Ama bir kentin kültür düzeyinin gözle görülür ölçütü, o kentin mimari kültür mirasına karşı takındığı tavır ve bu tavrın kent imarındaki dışavurumlarıdır.
***
Batı’da ‘kent soylu’ sınıfı kentine sahip olmayı bildi, kentinin mimari kültür değerlerini korumayı kâr saydı. Kentleşmeyi, kendi ekonomik anlayışı içinde akılcılaştırdı ve kentinin mimari mirasını yemeyi akla uygun bulmadı. Mimari mirası bir kültür değeri olarak korumayı hem kendisinin hem de kentlisinin bilincine çıkarmayı yeğledi.

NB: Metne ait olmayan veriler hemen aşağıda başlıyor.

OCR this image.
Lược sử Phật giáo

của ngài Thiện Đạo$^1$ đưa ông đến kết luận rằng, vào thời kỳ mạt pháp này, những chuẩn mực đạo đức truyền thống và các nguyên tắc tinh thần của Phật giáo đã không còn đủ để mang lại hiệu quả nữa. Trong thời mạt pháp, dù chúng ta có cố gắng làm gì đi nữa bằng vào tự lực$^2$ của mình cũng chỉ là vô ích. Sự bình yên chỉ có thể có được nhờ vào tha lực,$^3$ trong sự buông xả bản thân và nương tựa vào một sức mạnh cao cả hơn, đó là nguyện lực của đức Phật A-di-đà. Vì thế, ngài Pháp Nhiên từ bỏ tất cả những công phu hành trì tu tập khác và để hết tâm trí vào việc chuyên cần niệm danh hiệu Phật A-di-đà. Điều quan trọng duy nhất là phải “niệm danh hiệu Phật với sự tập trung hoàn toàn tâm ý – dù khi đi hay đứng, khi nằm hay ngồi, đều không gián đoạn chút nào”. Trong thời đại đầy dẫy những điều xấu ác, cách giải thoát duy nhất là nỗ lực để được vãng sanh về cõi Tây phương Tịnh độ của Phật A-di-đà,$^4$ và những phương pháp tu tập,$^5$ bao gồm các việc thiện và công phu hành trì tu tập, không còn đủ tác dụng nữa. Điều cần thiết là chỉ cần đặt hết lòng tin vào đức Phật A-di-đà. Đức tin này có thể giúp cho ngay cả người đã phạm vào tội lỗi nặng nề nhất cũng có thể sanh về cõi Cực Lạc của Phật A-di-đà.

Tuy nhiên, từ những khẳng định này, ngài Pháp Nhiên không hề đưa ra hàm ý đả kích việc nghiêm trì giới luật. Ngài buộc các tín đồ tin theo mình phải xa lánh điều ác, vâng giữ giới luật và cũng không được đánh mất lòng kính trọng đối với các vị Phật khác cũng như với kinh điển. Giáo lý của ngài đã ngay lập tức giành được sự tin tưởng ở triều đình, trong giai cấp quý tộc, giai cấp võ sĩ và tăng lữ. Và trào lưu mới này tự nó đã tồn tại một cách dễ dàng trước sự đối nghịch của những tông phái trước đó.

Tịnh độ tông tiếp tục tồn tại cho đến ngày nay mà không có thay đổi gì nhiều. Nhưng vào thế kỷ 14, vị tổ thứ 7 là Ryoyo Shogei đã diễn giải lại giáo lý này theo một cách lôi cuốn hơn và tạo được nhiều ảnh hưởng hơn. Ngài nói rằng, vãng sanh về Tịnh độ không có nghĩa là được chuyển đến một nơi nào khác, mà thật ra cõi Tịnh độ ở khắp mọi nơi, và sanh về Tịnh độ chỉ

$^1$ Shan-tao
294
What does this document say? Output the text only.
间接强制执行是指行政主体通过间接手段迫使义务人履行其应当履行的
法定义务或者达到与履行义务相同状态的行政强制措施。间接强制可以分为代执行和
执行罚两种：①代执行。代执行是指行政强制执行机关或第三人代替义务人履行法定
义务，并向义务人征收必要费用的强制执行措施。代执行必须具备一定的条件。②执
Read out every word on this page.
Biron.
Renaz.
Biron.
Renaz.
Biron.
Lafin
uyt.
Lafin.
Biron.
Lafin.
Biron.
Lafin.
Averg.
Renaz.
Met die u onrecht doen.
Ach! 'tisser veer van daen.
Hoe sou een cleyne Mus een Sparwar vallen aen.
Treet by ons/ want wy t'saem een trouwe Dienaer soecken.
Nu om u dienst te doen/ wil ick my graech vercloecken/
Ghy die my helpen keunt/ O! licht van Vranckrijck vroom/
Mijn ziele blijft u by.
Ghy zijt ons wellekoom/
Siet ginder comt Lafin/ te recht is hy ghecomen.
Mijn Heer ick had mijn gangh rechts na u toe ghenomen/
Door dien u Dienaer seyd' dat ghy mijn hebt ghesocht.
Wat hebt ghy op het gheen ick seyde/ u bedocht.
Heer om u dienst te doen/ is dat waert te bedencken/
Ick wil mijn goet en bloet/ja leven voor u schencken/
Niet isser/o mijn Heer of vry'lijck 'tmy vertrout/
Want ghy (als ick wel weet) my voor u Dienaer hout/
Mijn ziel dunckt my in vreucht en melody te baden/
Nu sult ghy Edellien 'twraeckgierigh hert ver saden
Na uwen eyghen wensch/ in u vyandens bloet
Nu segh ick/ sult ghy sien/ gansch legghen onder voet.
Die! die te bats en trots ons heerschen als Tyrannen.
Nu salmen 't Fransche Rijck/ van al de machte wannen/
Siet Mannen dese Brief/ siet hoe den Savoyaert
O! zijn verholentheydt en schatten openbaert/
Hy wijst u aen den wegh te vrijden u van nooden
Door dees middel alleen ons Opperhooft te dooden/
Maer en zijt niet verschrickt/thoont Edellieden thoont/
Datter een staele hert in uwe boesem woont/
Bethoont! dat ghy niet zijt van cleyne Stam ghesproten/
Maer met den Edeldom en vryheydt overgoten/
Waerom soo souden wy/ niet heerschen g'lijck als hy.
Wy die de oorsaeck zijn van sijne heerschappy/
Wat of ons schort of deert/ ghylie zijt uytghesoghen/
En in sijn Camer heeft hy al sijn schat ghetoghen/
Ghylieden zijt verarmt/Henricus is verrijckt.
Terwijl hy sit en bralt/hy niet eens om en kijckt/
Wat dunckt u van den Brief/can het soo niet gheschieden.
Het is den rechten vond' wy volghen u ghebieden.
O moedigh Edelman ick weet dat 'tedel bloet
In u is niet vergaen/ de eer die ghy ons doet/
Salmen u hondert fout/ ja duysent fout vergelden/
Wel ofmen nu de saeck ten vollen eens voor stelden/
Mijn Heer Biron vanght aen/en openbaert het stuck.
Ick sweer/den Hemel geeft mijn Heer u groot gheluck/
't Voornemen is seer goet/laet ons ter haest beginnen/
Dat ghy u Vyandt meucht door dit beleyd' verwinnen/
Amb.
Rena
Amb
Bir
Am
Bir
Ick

Batı’daki eski kentlerin imarına -az ya da çok- bu bilinç yön verdi.
***
Batılılar Roma’ya “ölümsüz kent” diyorlar.
Bu “ölümsüzlüğü” Roma’nın kültür mirası kadar, o mirasın bilincinde olan Romalılar sağlıyor.
Söz gelimi, “kent içi ulaşım sorununu çözmek” için Roma’nın ortasından, Tarlabaşı uçan yolu gibi bir yol geçiremezsiniz. Aklınızdan geçirseniz bile sözünü edemezsiniz.
Etseniz ciddiye almazlar…
Batı’nın birçok eski kenti için de öyle, kamunun sözünü dinlemeden, kamuoyunu almadan, bir “imar faaliyetine” yeltenmek kolay iş değildir.
‘Rantyer’ kent soylularımızın eski kentlerimizdeki mimari kültür değerlerine karşı tavrı ürkütücüdür.
Bir bakmak yeter, İstanbul’un hallerine.
“Daha elli yıl öncesine kadar İstanbul’un Eyüp, Üsküdar, Boğaziçi semtleri yeryüzünde görülmüş semtlerin en güzelleriydi. Her biri ötekinden başka, kendine özgü bir karakterde, biçimi ve havası birbirinden farklı semtlerdi. Bir semtten başkasına geçerken, bir yıldızdan başka bir yıldıza geçmiş kadar değişiklik duyulurdu. (Yahya Kemal, Bu Şehr-i İstanbul ki, Karacan Yayınları, 72)
Ne oldu o semtlere? Hepsi, birbirinin aynı ‘yapsatistanlara’ döndü, dejenere oldu. İstanbul semtlerinin mekân zenginliği yok ediliverdi. Bunun adına da “imar” denildi.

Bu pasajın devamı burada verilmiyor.